Tea Time was the tea shop next door, which was technically mine according to Liam, but I still battled with the idea that it was really his every day. “Five grand? Like a real five thousand dollars? For decorating?”
Liam smiled. “I see dollar signs in your eyes.”
“Five grand is a lot of money,” I said, in case he’d lost his mind and forgotten that money ruled the world.
“And technically, you’re rich,” he reminded me.
“You’re rich,” I corrected him. “I’m just dating the hot, rich guy.”
“Just dating…” Liam raised a brow. “Hmm. At least you called me hot.” He headed into the back.
“Don’t get mad,” I said.
“Not mad,” he called back, “irritated.”
“With me.”
“Hmm,” he replied. I hated that non-agreeing, agreement noise. Placating.
I followed him and grabbed him, wrapping my arms around Liam from behind and pressing my face between his shoulder blades. He stopped and sucked in a deep breath.
“Don’t be mad. Or irritated. I’m trying.” I couldn’t help the endless suspicion from circling in my head. But it didn’t mean I didn’t need him. Hell, I needed him desperately most days. So much so that I feared someday he’d find out and it would terrify him with its intensity. It terrified me thinking about ever having him walk away. If this was what having a true mate was… then the romance novels got it all wrong.

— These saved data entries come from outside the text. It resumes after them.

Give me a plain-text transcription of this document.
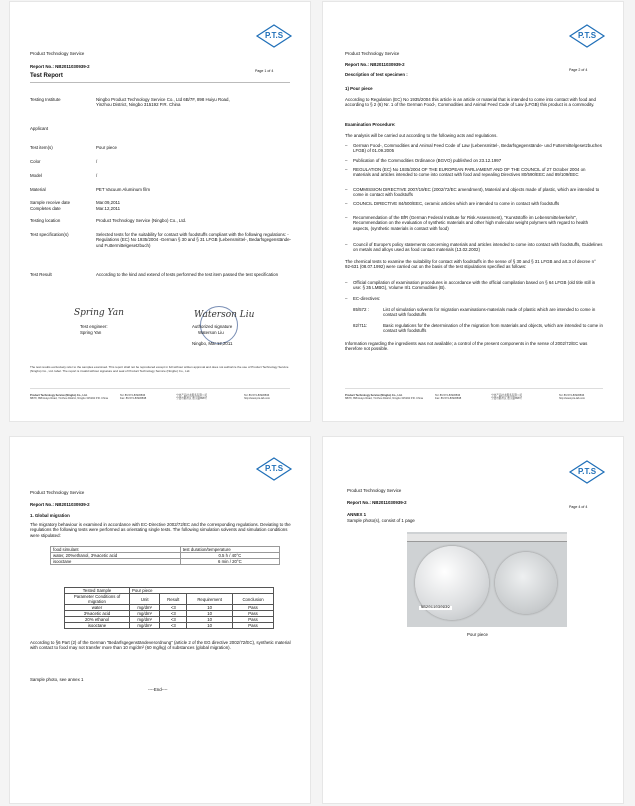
P.T.S
Product Technology Service
Report No.: NB2011030939-2
Page 1 of 4
Test Report
Testing Institute	Ningbo Product Technology Service Co., Ltd 6B/7F, 898 Huiyu Road, Yinzhou District, Ningbo 315192 P.R. China
Applicant
Test item(s)	Pour piece
Color	/
Model	/
Material	PET Vacuum Aluminum film
Sample receive date	Mar.09,2011
Completes date	Mar.12,2011
Testing location	Product Technology Service (Ningbo) Co., Ltd.
Test specification(s)	Selected tests for the suitability for contact with foodstuffs compliant with the following regulations: -Regulations (EC) No 1935/2004 -German § 30 and § 31 LFGB (Lebensmittel-, Bedarfsgegenstände- und Futtermittelgesetzbuch)
Test Result	According to the kind and extend of tests performed the test item passed the test specification
Spring Yan
Test engineer:
Spring Yan
Waterson Liu
Authorized signature
Waterson Liu
Ningbo, Mar.12,2011
The test results exclusively refer to the samples examined. This report shall not be reproduced except in full without written approval and does not authorize the use of Product Technology Service (Ningbo) Co., Ltd. label. The report is invalid without signature and seal of Product Technology Service (Ningbo) Co., Ltd.
Product Technology Service (Ningbo) Co., Ltd.
6B/7F, 898 Huiyu Road, Yinzhou District, Ningbo 315192 P.R. China
Tel: 86-574-83936836
Fax: 86-574-83936838
宁波产品技术服务有限公司
宁波市鄞州区 惠宇路898号
Tel: 86-574-83936836
http://www.pts-lab.com
P.T.S
Product Technology Service
Report No.: NB2011030939-2
Page 2 of 4
Description of test specimen :
1) Pour piece
According to Regulation (EC) No 1935/2004 this article is an article or material that is intended to come into contact with food and according to § 2 (6) Nr. 1 of the German Food-, Commodities and Animal Feed Code of Law (LFGB) this product is a commodity.
Examination Procedure:
The analysis will be carried out according to the following acts and regulations.
– German Food-, Commodities and Animal Feed Code of Law (Lebensmittel-, Bedarfsgegenstände- und Futtermittelgesetzbuches LFGB) of 01.09.2005
– Publication of the Commodities Ordinance (BGVO) published on 23.12.1997
– REGULATION (EC) No 1935/2004 OF THE EUROPEAN PARLIAMENT AND OF THE COUNCIL of 27 October 2004 on materials and articles intended to come into contact with food and repealing Directives 80/590/EEC and 89/109/EEC
– COMMISSION DIRECTIVE 2007/19/EC (2002/72/EC amendment), Material and objects made of plastic, which are intended to come in contact with foodstuffs
– COUNCIL DIRECTIVE 84/500/EEC, ceramic articles which are intended to come in contact with foodstuffs
– Recommendation of the BfR (German Federal Institute for Risk Assessment), "Kunststoffe im Lebensmittelverkehr", Recommendation on the evaluation of synthetic materials and other high molecular weight polymers with regard to health aspects, (synthetic materials in contact with food)
– Council of Europe's policy statements concerning materials and articles intended to come into contact with foodstuffs, Guidelines on metals and alloys used as food contact materials (13.02.2002)
The chemical tests to examine the suitability for contact with foodstuffs in the sense of § 30 and § 31 LFGB and art.3 of decree n° 92-631 (08.07.1992) were carried out on the basis of the test stipulations specified as follows:
– Official compilation of examination procedures in accordance with the official compilation based on § 64 LFGB (old title still in use: § 35 LMBG), Volume II/1 Commodities (B).
– EC-directives:
85/572 :	List of simulation solvents for migration examinations-materials made of plastic which are intended to come in contact with foodstuffs
82/711:	Basic regulations for the determination of the migration from materials and objects, which are intended to come in contact with foodstuffs
Information regarding the ingredients was not available; a control of the present components in the sense of 2002/72/EC was therefore not possible.
Product Technology Service (Ningbo) Co., Ltd.
6B/7F, 898 Huiyu Road, Yinzhou District, Ningbo 315192 P.R. China
Tel: 86-574-83936836
Fax: 86-574-83936838
宁波产品技术服务有限公司
宁波市鄞州区 惠宇路898号
Tel: 86-574-83936836
http://www.pts-lab.com
P.T.S
Product Technology Service
Report No.: NB2011030939-2
1. Global migration
The migratory behaviour is examined in accordance with EC-Directive 2002/72/EC and the corresponding regulations. Deviating to the regulations the following tests were performed as orientating single tests. The following simulation solvents and simulation conditions were stipulated:
food simulant	test duration/temperature
water, 20%ethanol, 3%acetic acid	0.5 h / 40°C
isooctane	6 min / 20°C
Tested Sample	Pour piece			
Parameter Conditions of migration	Unit	Result	Requirement	Conclusion
water	mg/dm²	<3	10	Pass
3%acetic acid	mg/dm²	<3	10	Pass
20% ethanol	mg/dm²	<3	10	Pass
isooctane	mg/dm²	<3	10	Pass
According to §6 Part (2) of the German "Bedarfsgegenständeverordnung" (article 2 of the EG directive 2002/72/EC), synthetic material with contact to food may not transfer more than 10 mg/dm² (60 mg/kg) of substances (global migration).
Sample photo, see annex 1
----End----
P.T.S
Product Technology Service
Report No.: NB2011030939-2
Page 4 of 4
ANNEX 1
Sample photo(s), consist of 1 page
NB2011030939
Pour piece
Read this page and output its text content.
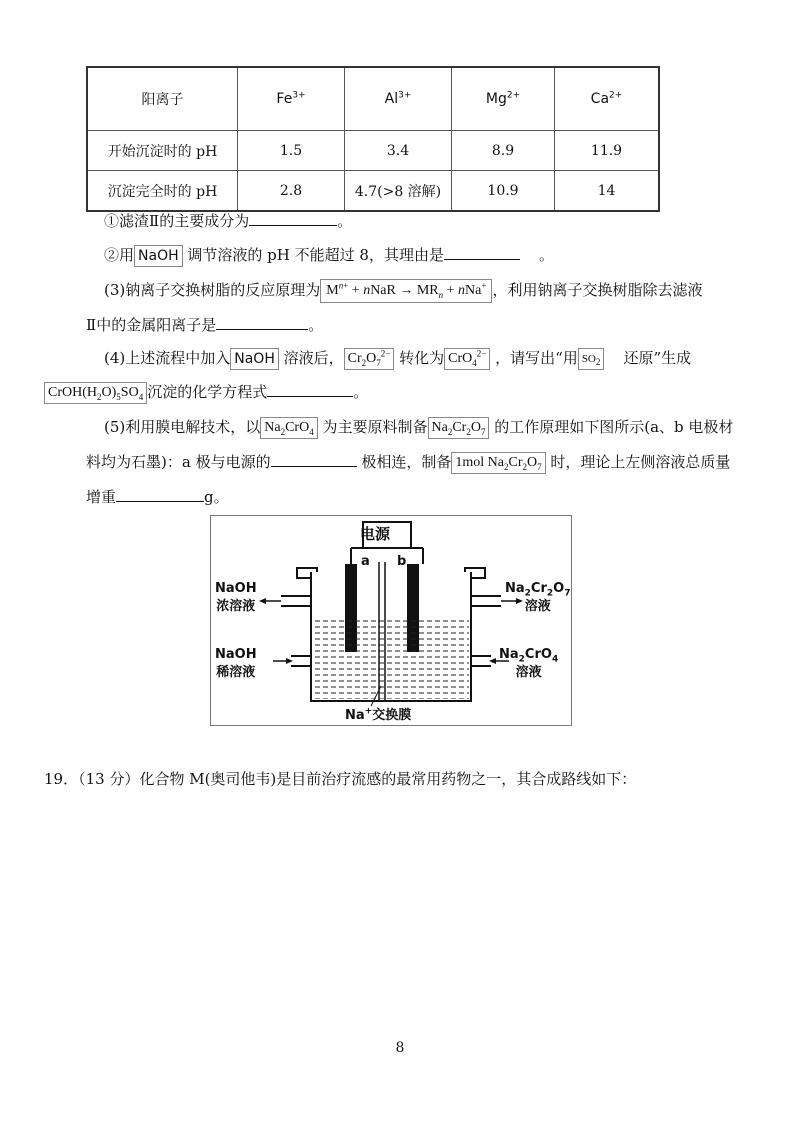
阳离子	$Fe^{3+}$	$Al^{3+}$	$Mg^{2+}$	$Ca^{2+}$
开始沉淀时的 pH	1.5	3.4	8.9	11.9
沉淀完全时的 pH	2.8	4.7(>8 溶解)	10.9	14
①滤渣Ⅱ的主要成分为	。
②用 NaOH 调节溶液的 pH 不能超过 8，其理由是	。
(3)钠离子交换树脂的反应原理为 $M^{n+}$ + nNaR → $MR_n + nNa^+$ ，利用钠离子交换树脂除去滤液
Ⅱ中的金属阳离子是	。
(4)上述流程中加入 NaOH 溶液后， $Cr_2O_7^{2-}$ 转化为 CrO$_4^{2-}$ ，请写出“用 $SO_2$ 还原”生成
$CrOH(H_2O)_5SO_4$ 沉淀的化学方程式	。
(5)利用膜电解技术，以 $Na_2CrO_4$ 为主要原料制备 $Na_2Cr_2O_7$ 的工作原理如下图所示(a、b 电极材
料均为石墨)：a 极与电源的	极相连，制备 1mol $Na_2Cr_2O_7$ 时，理论上左侧溶液总质量
增重	g。
电源
a b
NaOH
浓溶液
NaOH
稀溶液
$Na_2Cr_2O_7$
溶液
$Na_2CrO_4$
溶液
Na+交换膜
19．（13 分）化合物 M(奥司他韦)是目前治疗流感的最常用药物之一，其合成路线如下：
8
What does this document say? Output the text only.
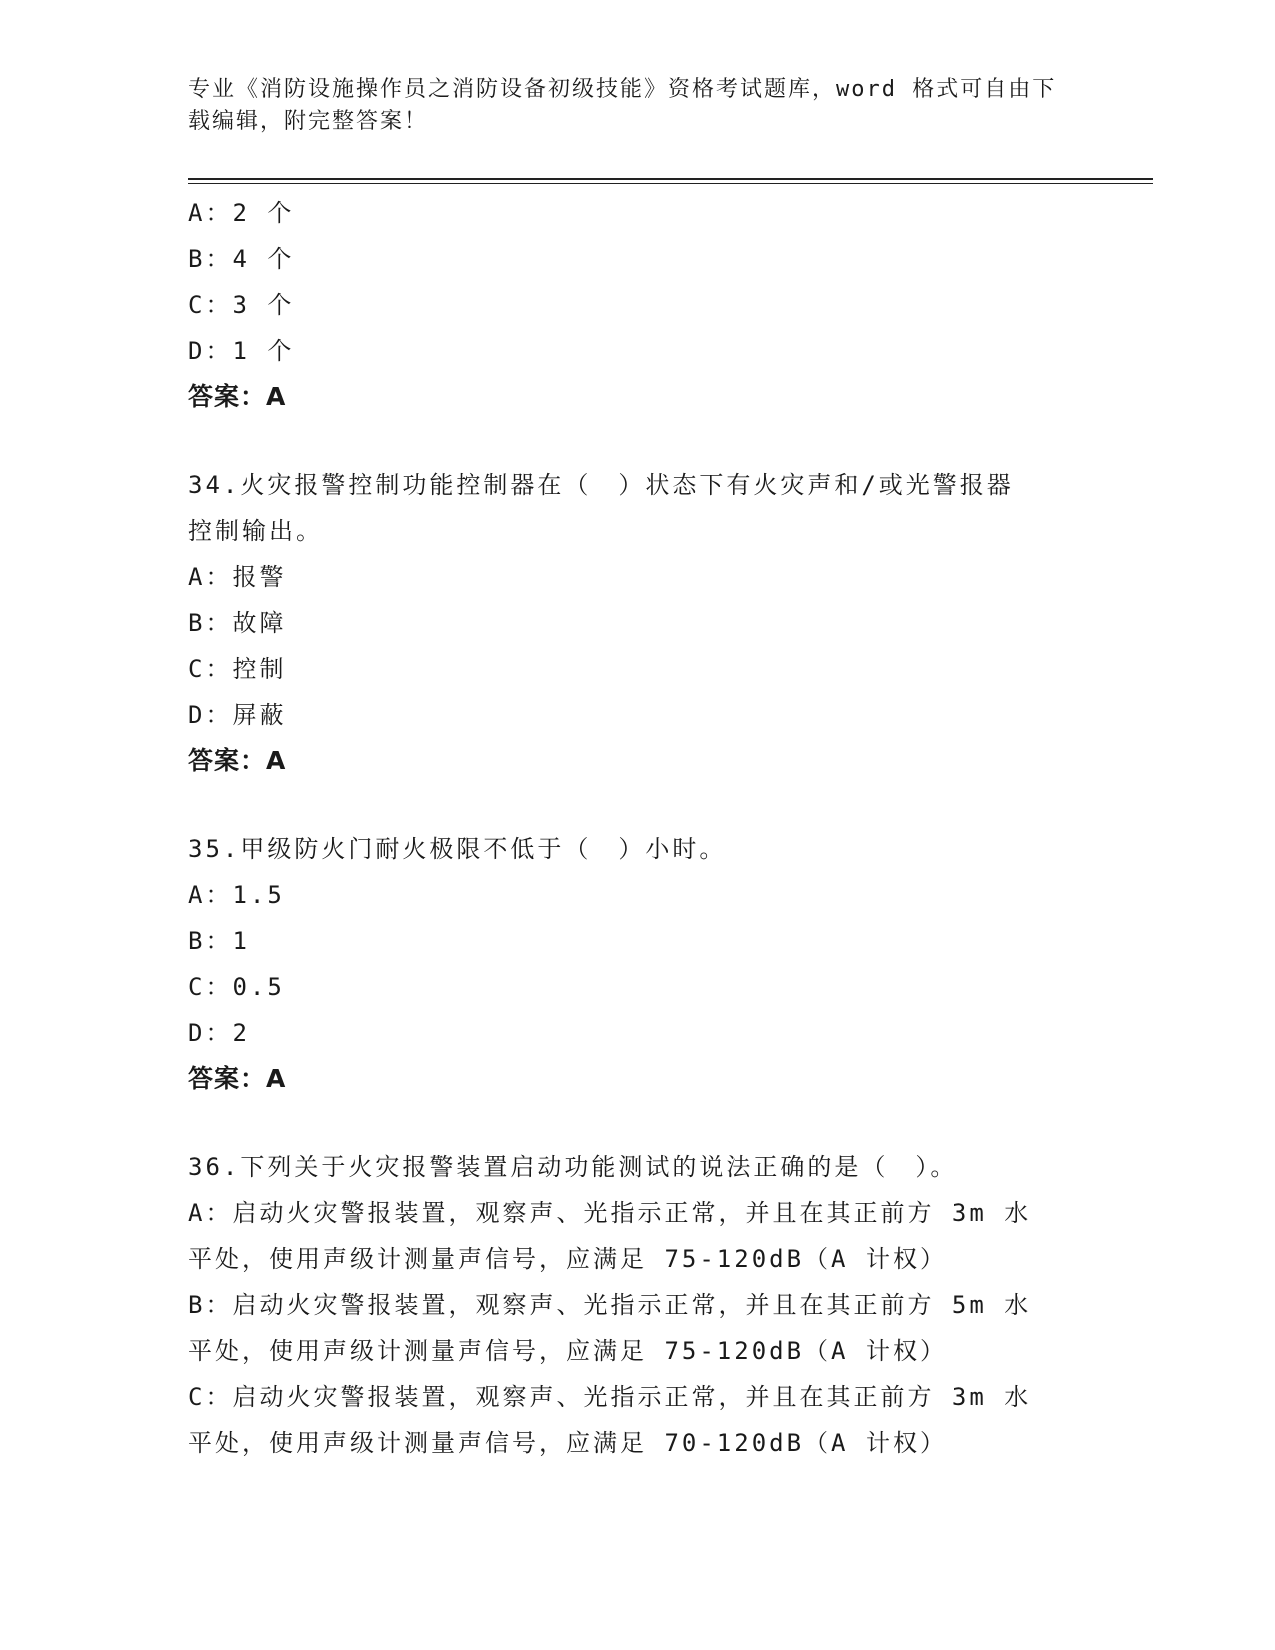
专业《消防设施操作员之消防设备初级技能》资格考试题库，word 格式可自由下
载编辑，附完整答案！
A：2 个
B：4 个
C：3 个
D：1 个
答案：A
34.火灾报警控制功能控制器在（　）状态下有火灾声和/或光警报器
控制输出。
A：报警
B：故障
C：控制
D：屏蔽
答案：A
35.甲级防火门耐火极限不低于（　）小时。
A：1.5
B：1
C：0.5
D：2
答案：A
36.下列关于火灾报警装置启动功能测试的说法正确的是（　）。
A：启动火灾警报装置，观察声、光指示正常，并且在其正前方 3m 水
平处，使用声级计测量声信号，应满足 75-120dB（A 计权）
B：启动火灾警报装置，观察声、光指示正常，并且在其正前方 5m 水
平处，使用声级计测量声信号，应满足 75-120dB（A 计权）
C：启动火灾警报装置，观察声、光指示正常，并且在其正前方 3m 水
平处，使用声级计测量声信号，应满足 70-120dB（A 计权）
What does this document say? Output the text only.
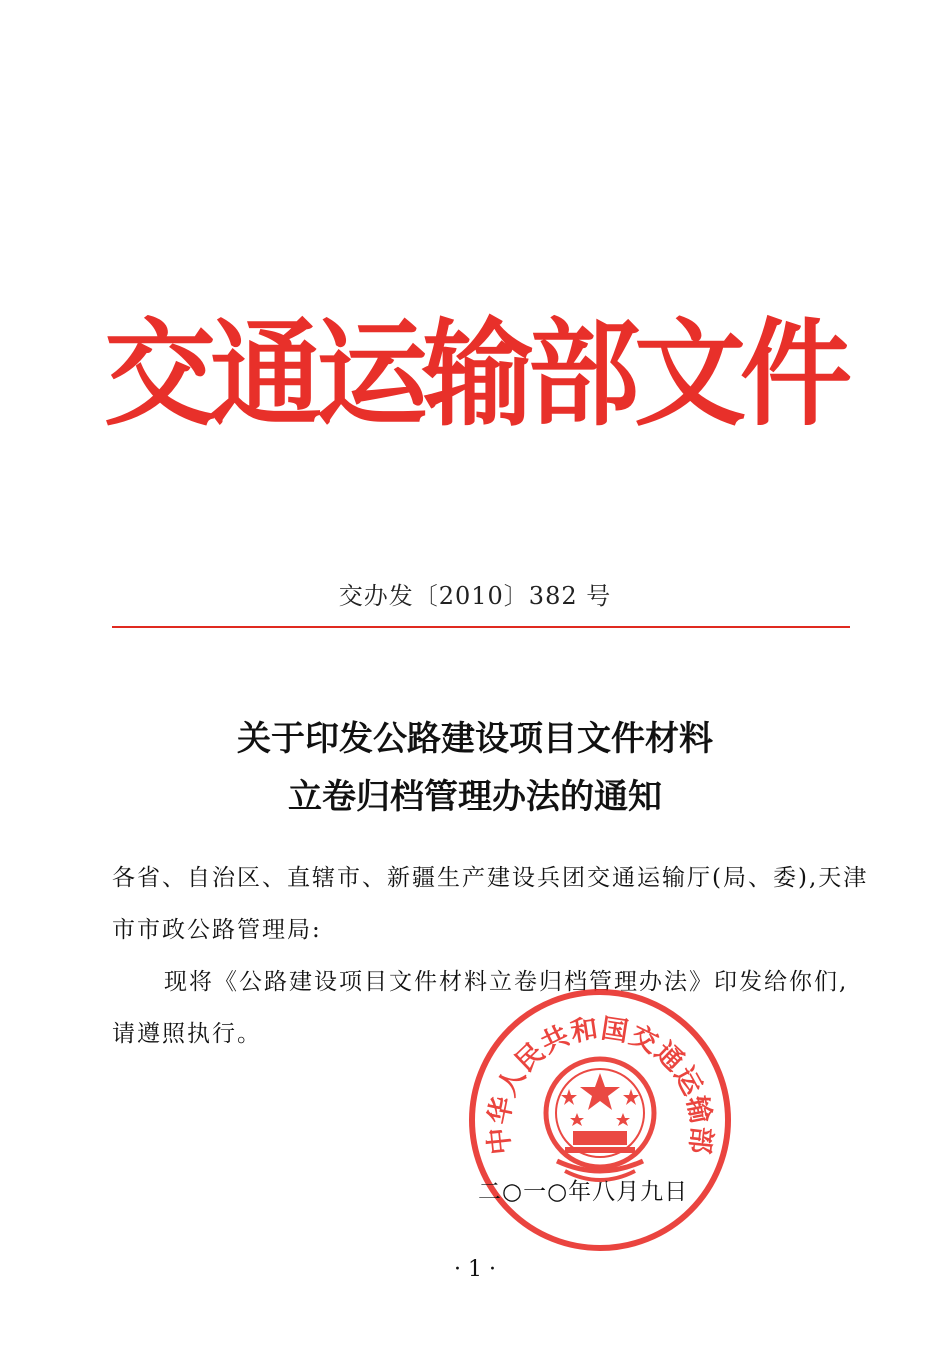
交通运输部文件
交办发〔2010〕382 号
关于印发公路建设项目文件材料
立卷归档管理办法的通知
各省、自治区、直辖市、新疆生产建设兵团交通运输厅(局、委),天津市市政公路管理局:
现将《公路建设项目文件材料立卷归档管理办法》印发给你们,请遵照执行。
中华人民共和国交通运输部
二○一○年八月九日
· 1 ·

I likened needing Liam in my life to having air to breathe. Even when I wanted to spend time alone, I’d often drag him away so he could hold me for a while, and remind me he was still there. But how did I say all that without sounding stupid or scaring him away?
He let out a long sigh, turned, and wrapped me up in his arms. “What is mine is yours. Why is that hard to understand?”